Graph the conic section of 9x^2-36y^2=324
To graph the conic section 9x^2-36y^2=324, we can start by rearranging it into a standard form:
9x^2/324 - 36y^2/324 = 1
x^2/36 - y^2/9 = 1
This is the equation of a hyperbola with a horizontal transverse axis.
To graph it, we can plot the center (0,0), which is the midpoint of the two branches of the hyperbola. Then, we can locate the vertices, which are a distance of 6 units to the right and left of the center, giving us the points (6,0) and (-6,0). We can also locate the foci, which are a distance of sqrt(36+9) = 3sqrt(5) units to the right and left of the center, giving us the points (3sqrt(5),0) and (-3sqrt(5),0).
Finally, we can sketch the two branches of the hyperbola, which are asymptotic to the lines y = 3x/2 and y = -3x/2 as x becomes infinitely large in either direction.
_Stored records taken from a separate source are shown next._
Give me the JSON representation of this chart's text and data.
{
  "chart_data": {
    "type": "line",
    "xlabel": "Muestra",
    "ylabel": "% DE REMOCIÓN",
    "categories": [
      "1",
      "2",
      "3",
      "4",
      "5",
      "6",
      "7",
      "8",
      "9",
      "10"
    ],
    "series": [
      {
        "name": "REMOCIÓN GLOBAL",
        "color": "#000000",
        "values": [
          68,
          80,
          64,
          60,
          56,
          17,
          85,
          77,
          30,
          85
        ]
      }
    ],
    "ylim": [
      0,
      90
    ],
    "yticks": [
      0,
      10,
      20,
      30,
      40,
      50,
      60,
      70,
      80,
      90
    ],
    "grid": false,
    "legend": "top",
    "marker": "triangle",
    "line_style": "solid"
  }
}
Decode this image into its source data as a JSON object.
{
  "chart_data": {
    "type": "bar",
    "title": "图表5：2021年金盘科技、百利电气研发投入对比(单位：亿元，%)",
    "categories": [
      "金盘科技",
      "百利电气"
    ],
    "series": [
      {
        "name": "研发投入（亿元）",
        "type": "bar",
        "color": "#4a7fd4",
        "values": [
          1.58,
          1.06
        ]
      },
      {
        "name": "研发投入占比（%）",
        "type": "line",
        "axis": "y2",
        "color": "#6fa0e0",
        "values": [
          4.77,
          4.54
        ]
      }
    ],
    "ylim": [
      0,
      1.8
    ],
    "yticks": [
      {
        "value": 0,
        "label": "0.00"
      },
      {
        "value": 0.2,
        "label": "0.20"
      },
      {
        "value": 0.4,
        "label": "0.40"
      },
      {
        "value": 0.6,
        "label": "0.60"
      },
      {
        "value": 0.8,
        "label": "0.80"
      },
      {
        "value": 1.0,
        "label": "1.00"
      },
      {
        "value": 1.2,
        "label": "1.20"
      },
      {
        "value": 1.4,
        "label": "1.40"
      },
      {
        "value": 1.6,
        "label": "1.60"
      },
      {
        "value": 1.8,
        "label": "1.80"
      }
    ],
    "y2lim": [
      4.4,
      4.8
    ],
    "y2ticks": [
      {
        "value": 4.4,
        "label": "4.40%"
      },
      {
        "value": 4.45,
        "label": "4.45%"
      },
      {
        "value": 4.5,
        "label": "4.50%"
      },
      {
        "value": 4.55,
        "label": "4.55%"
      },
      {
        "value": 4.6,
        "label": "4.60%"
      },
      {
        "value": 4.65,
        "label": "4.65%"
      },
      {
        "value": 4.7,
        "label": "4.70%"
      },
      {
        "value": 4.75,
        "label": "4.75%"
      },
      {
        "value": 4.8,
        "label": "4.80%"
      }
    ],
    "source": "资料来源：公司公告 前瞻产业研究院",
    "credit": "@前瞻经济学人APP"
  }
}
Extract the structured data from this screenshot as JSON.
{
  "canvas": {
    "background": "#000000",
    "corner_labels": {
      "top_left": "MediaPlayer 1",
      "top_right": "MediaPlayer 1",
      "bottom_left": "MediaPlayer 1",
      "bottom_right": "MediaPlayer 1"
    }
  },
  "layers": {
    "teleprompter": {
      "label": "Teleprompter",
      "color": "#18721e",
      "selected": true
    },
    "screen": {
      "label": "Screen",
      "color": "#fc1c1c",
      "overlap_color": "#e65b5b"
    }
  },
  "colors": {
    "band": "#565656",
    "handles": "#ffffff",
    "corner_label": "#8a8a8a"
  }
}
The resulting graph should look like this:
To graph the conic section given by the equation 9x^2 - 36y^2 = 324, we can start by rearranging the equation to get it in standard form:
9x^2 - 36y^2 = 324
Divide both sides by 324 to simplify the equation:
x^2/36 - y^2/9 = 1
Now, let's analyze the equation to determine the conic section. Since the x^2 term has a positive coefficient and the y^2 term has a negative coefficient, we can conclude that it is a hyperbola.
The standard form of a hyperbola can be written as:
(x - h)^2/a^2 - (y - k)^2/b^2 = 1
Comparing this with the given equation, we can see that:
h = 0, k = 0, a = 6, and b = 3
Now, let's plot the points on a graph:
1. The center of the hyperbola is at the point (h, k) = (0, 0). Mark this point on the graph.
2. The distance from the center to the vertices along the x-axis is a = 6. So, measure 6 units to the left and right of the center point along the x-axis and mark these points as the vertices V1 and V2.
3. The distance from the center to the foci along the x-axis can be found using the formula c^2 = a^2 + b^2, where c is the distance from the center to the foci. Substituting the given values, we can find that c^2 = 36 + 9 = 45. So, c = √45 ≈ 6.71.
4. Measure 6.71 units to the left and right of the center point along the x-axis and mark these points as the foci F1 and F2.
5. Connect the points V1, V2, and the foci F1, F2 with dashed lines. This will be the transverse axis of the hyperbola.
6. Measure the distance from the center along the y-axis, which is b = 3. Mark the points above and below the center along the y-axis as the co-vertices C1 and C2.
7. Draw a dashed line connecting the co-vertices C1 and C2. This will be the conjugate axis of the hyperbola.
8. Finally, sketch the hyperbola using the vertices, foci, and the dashed lines representing the transverse and conjugate axes.
The graph of the conic section 9x^2 - 36y^2 = 324 will be a hyperbola whose shape depends on the values of a and b.